И выдернув шпагу из ножен, он яростно набросился на дерево, нанося удары. Зато Эктор просто бросил свой огромный плащ на траву и обнажил шпагу.
— Прошу вас, — обратился он к Полю. И подойдя к графу, попросил у него на минуту его шпагу.
— Эге, — произнес он, примерив её со своею, — да ведь ваша шпага короче моей на четыре-пять дюймов. Нет, это просто игрушка!
— Ну и что же? — вопросил его соперник.
— Предлагаю поменяться.
— Вы что же, маркиз, хотите взяться за старое? Есть предложения хуже обиды.
— Думаю, вы поступили бы так же, будь вы на моем месте.

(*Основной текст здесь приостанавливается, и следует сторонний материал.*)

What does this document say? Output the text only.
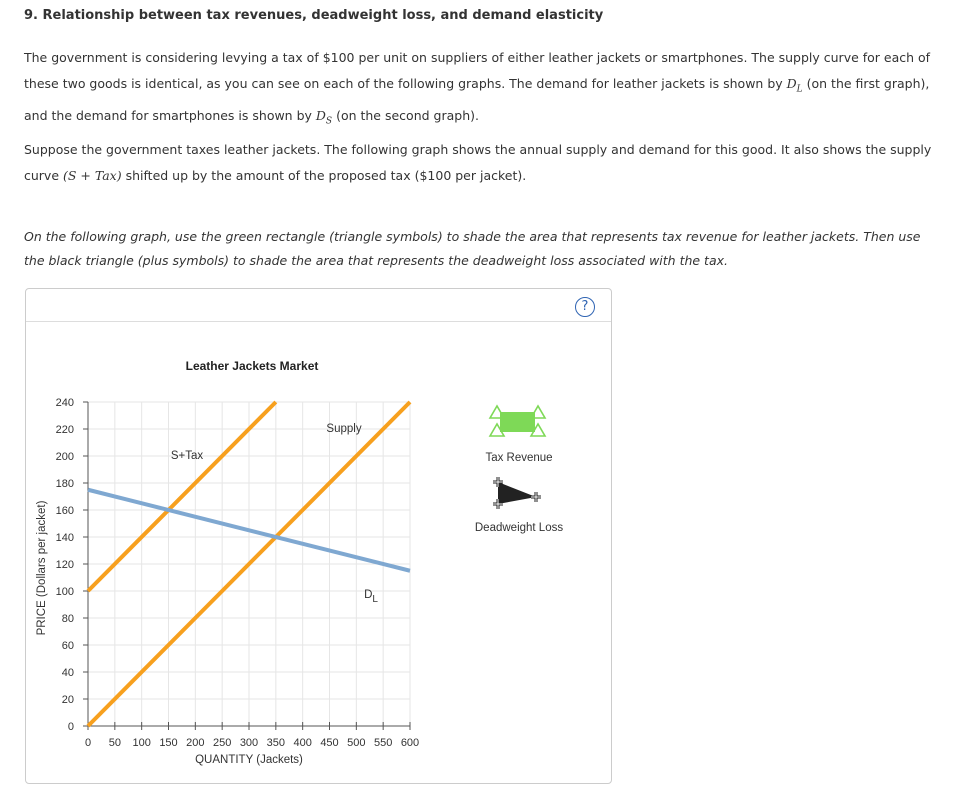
9. Relationship between tax revenues, deadweight loss, and demand elasticity
The government is considering levying a tax of $100 per unit on suppliers of either leather jackets or smartphones. The supply curve for each of these two goods is identical, as you can see on each of the following graphs. The demand for leather jackets is shown by $D_L$ (on the first graph), and the demand for smartphones is shown by $D_S$ (on the second graph).
Suppose the government taxes leather jackets. The following graph shows the annual supply and demand for this good. It also shows the supply curve (S + Tax) shifted up by the amount of the proposed tax ($100 per jacket).
On the following graph, use the green rectangle (triangle symbols) to shade the area that represents tax revenue for leather jackets. Then use the black triangle (plus symbols) to shade the area that represents the deadweight loss associated with the tax.
?
Leather Jackets Market
0
20
40
60
80
100
120
140
160
180
200
220
240
0 50 100 150 200 250 300 350 400 450 500 550 600
Supply
S+Tax
DL
PRICE (Dollars per jacket)
QUANTITY (Jackets)
Tax Revenue
Deadweight Loss
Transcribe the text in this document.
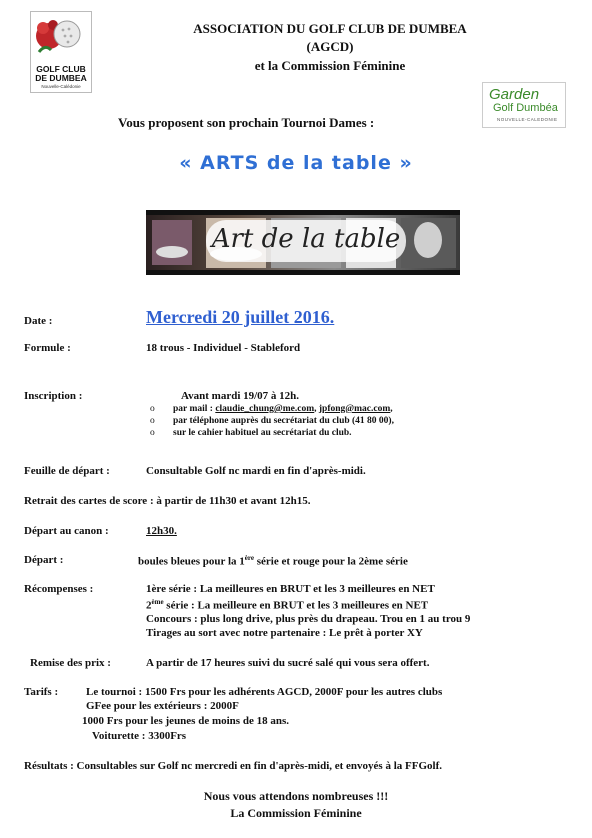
GOLF CLUB
DE DUMBEA
Nouvelle-Calédonie
ASSOCIATION DU GOLF CLUB DE DUMBEA
(AGCD)
et la Commission Féminine
Garden
Golf Dumbéa
NOUVELLE-CALEDONIE
Vous proposent son prochain Tournoi Dames :
« ARTS de la table »
Art de la table
Date :	Mercredi 20 juillet 2016.
Formule :	18 trous - Individuel - Stableford
Inscription :	Avant mardi 19/07 à 12h.
o	par mail : claudie_chung@me.com, jpfong@mac.com,
o	par téléphone auprès du secrétariat du club (41 80 00),
o	sur le cahier habituel au secrétariat du club.
Feuille de départ :	Consultable Golf nc mardi en fin d'après-midi.
Retrait des cartes de score : à partir de 11h30 et avant 12h15.
Départ au canon :	12h30.
Départ :	boules bleues pour la 1ère série et rouge pour la 2ème série
Récompenses :	1ère série : La meilleures en BRUT et les 3 meilleures en NET
2ème série : La meilleure en BRUT et les 3 meilleures en NET
Concours : plus long drive, plus près du drapeau. Trou en 1 au trou 9
Tirages au sort avec notre partenaire : Le prêt à porter XY
Remise des prix :	A partir de 17 heures suivi du sucré salé qui vous sera offert.
Tarifs :	Le tournoi : 1500 Frs pour les adhérents AGCD, 2000F pour les autres clubs
GFee pour les extérieurs : 2000F
1000 Frs pour les jeunes de moins de 18 ans.
Voiturette : 3300Frs
Résultats : Consultables sur Golf nc mercredi en fin d'après-midi, et envoyés à la FFGolf.
Nous vous attendons nombreuses !!!
La Commission Féminine
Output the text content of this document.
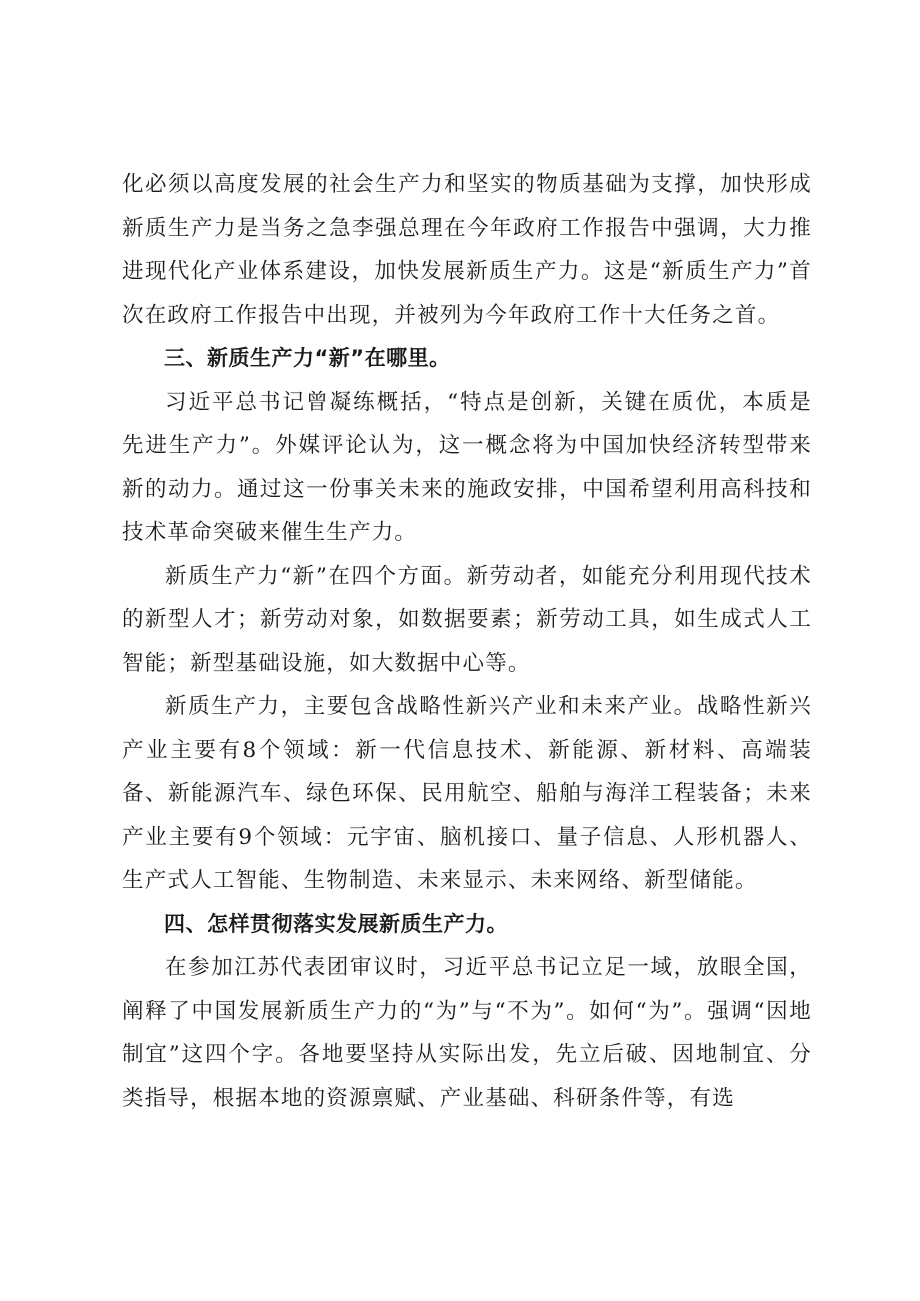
化必须以高度发展的社会生产力和坚实的物质基础为支撑，加快形成新质生产力是当务之急李强总理在今年政府工作报告中强调，大力推进现代化产业体系建设，加快发展新质生产力。这是“新质生产力”首次在政府工作报告中出现，并被列为今年政府工作十大任务之首。

三、新质生产力“新”在哪里。

习近平总书记曾凝练概括，“特点是创新，关键在质优，本质是先进生产力”。外媒评论认为，这一概念将为中国加快经济转型带来新的动力。通过这一份事关未来的施政安排，中国希望利用高科技和技术革命突破来催生生产力。

新质生产力“新”在四个方面。新劳动者，如能充分利用现代技术的新型人才；新劳动对象，如数据要素；新劳动工具，如生成式人工智能；新型基础设施，如大数据中心等。

新质生产力，主要包含战略性新兴产业和未来产业。战略性新兴产业主要有8个领域：新一代信息技术、新能源、新材料、高端装备、新能源汽车、绿色环保、民用航空、船舶与海洋工程装备；未来产业主要有9个领域：元宇宙、脑机接口、量子信息、人形机器人、生产式人工智能、生物制造、未来显示、未来网络、新型储能。

四、怎样贯彻落实发展新质生产力。

在参加江苏代表团审议时，习近平总书记立足一域，放眼全国，阐释了中国发展新质生产力的“为”与“不为”。如何“为”。强调“因地制宜”这四个字。各地要坚持从实际出发，先立后破、因地制宜、分类指导，根据本地的资源禀赋、产业基础、科研条件等，有选
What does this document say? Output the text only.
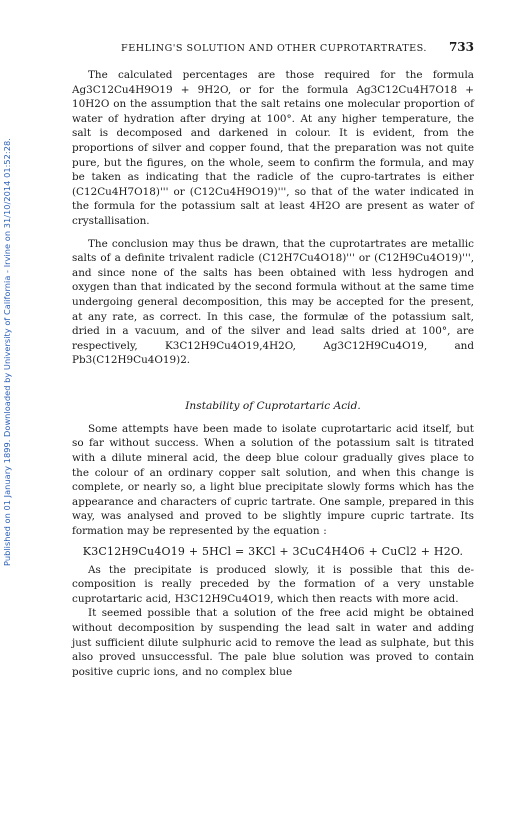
Published on 01 January 1899. Downloaded by University of California - Irvine on 31/10/2014 01:52:28.
FEHLING'S SOLUTION AND OTHER CUPROTARTRATES. 733

The calculated percentages are those required for the formula Ag3C12Cu4H9O19 + 9H2O, or for the formula Ag3C12Cu4H7O18 + 10H2O on the assumption that the salt retains one molecular proportion of water of hydration after drying at 100°. At any higher temperature, the salt is decomposed and darkened in colour. It is evident, from the proportions of silver and copper found, that the preparation was not quite pure, but the figures, on the whole, seem to confirm the formula, and may be taken as indicating that the radicle of the cupro-tartrates is either (C12Cu4H7O18)''' or (C12Cu4H9O19)''', so that of the water indicated in the formula for the potassium salt at least 4H2O are present as water of crystallisation.

The conclusion may thus be drawn, that the cuprotartrates are metallic salts of a definite trivalent radicle (C12H7Cu4O18)''' or (C12H9Cu4O19)''', and since none of the salts has been obtained with less hydrogen and oxygen than that indicated by the second formula without at the same time undergoing general decomposition, this may be accepted for the present, at any rate, as correct. In this case, the formulæ of the potassium salt, dried in a vacuum, and of the silver and lead salts dried at 100°, are respectively, K3C12H9Cu4O19,4H2O, Ag3C12H9Cu4O19, and Pb3(C12H9Cu4O19)2.

Instability of Cuprotartaric Acid.

Some attempts have been made to isolate cuprotartaric acid itself, but so far without success. When a solution of the potassium salt is titrated with a dilute mineral acid, the deep blue colour gradually gives place to the colour of an ordinary copper salt solution, and when this change is complete, or nearly so, a light blue precipitate slowly forms which has the appearance and characters of cupric tartrate. One sample, prepared in this way, was analysed and proved to be slightly impure cupric tartrate. Its formation may be represented by the equation :

K3C12H9Cu4O19 + 5HCl = 3KCl + 3CuC4H4O6 + CuCl2 + H2O.

As the precipitate is produced slowly, it is possible that this de-composition is really preceded by the formation of a very unstable cuprotartaric acid, H3C12H9Cu4O19, which then reacts with more acid.

It seemed possible that a solution of the free acid might be obtained without decomposition by suspending the lead salt in water and adding just sufficient dilute sulphuric acid to remove the lead as sulphate, but this also proved unsuccessful. The pale blue solution was proved to contain positive cupric ions, and no complex blue
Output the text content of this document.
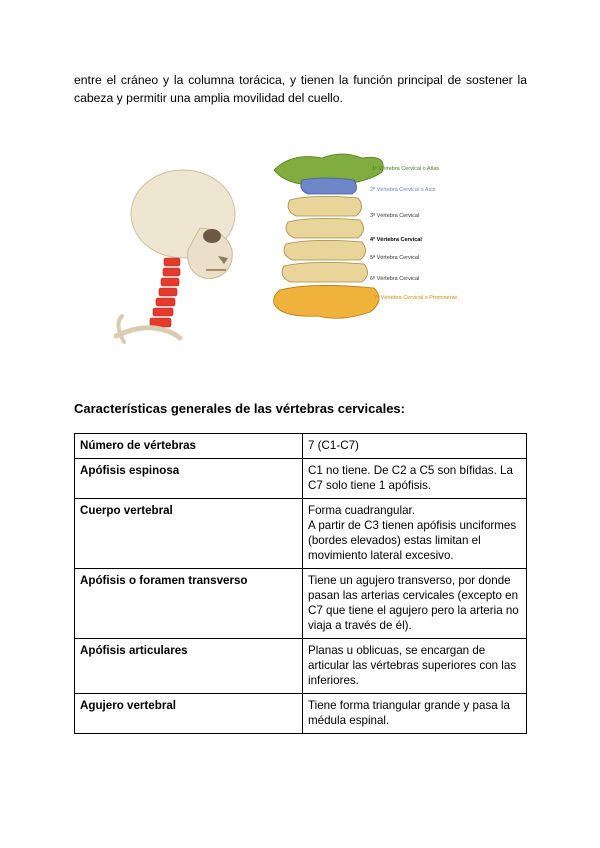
entre el cráneo y la columna torácica, y tienen la función principal de sostener la cabeza y permitir una amplia movilidad del cuello.

1ª Vértebra Cervical o Atlas
2ª Vértebra Cervical o Axis
3ª Vértebra Cervical
4ª Vértebra Cervical
5ª Vértebra Cervical
6ª Vértebra Cervical
7ª Vértebra Cervical o Prominente
Características generales de las vértebras cervicales:
Número de vértebras	7 (C1-C7)
Apófisis espinosa	C1 no tiene. De C2 a C5 son bífidas. La C7 solo tiene 1 apófisis.
Cuerpo vertebral	Forma cuadrangular.
A partir de C3 tienen apófisis unciformes (bordes elevados) estas limitan el movimiento lateral excesivo.
Apófisis o foramen transverso	Tiene un agujero transverso, por donde pasan las arterias cervicales (excepto en C7 que tiene el agujero pero la arteria no viaja a través de él).
Apófisis articulares	Planas u oblicuas, se encargan de articular las vértebras superiores con las inferiores.
Agujero vertebral	Tiene forma triangular grande y pasa la médula espinal.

Но можно примирить нас обоих. Пусть герцог даст мне свою шпагу, и мы уравняемся в шансах.
— А не покажется ли вам она слишком короткой после вашей привычки к оружию немецкого рейтара? — спросил граф.
— Чепуха! Любая шпага будет достаточно длинной, чтобы я мог с вами расплатиться.
Рипарфон передал свою шпагу Эктору, и тот, раскланявшись с Полем, скрестил с ним оружие.
— Наконец-то! — вскричал Поль. — Теперь можно будет говорить, что не всем приходится скучать на земле герцога Савойского.
На его губах играла самая веселая улыбка, а глаза светились ярким блеском.
Через десять секунд схватки Рипарфону уже казалось, что его троюродный брат солдат работал шпагой, как лучший учитель-фехтовальщик Версаля. Он не отводил эфеса от тела, а его кисть казалась железной.
»— За обретение родственника, — думал герцог, — я поплачусь другом».
Граф же, казалось, не подозревал этого и нападал на де Шавайе с отчаянным безрассудством.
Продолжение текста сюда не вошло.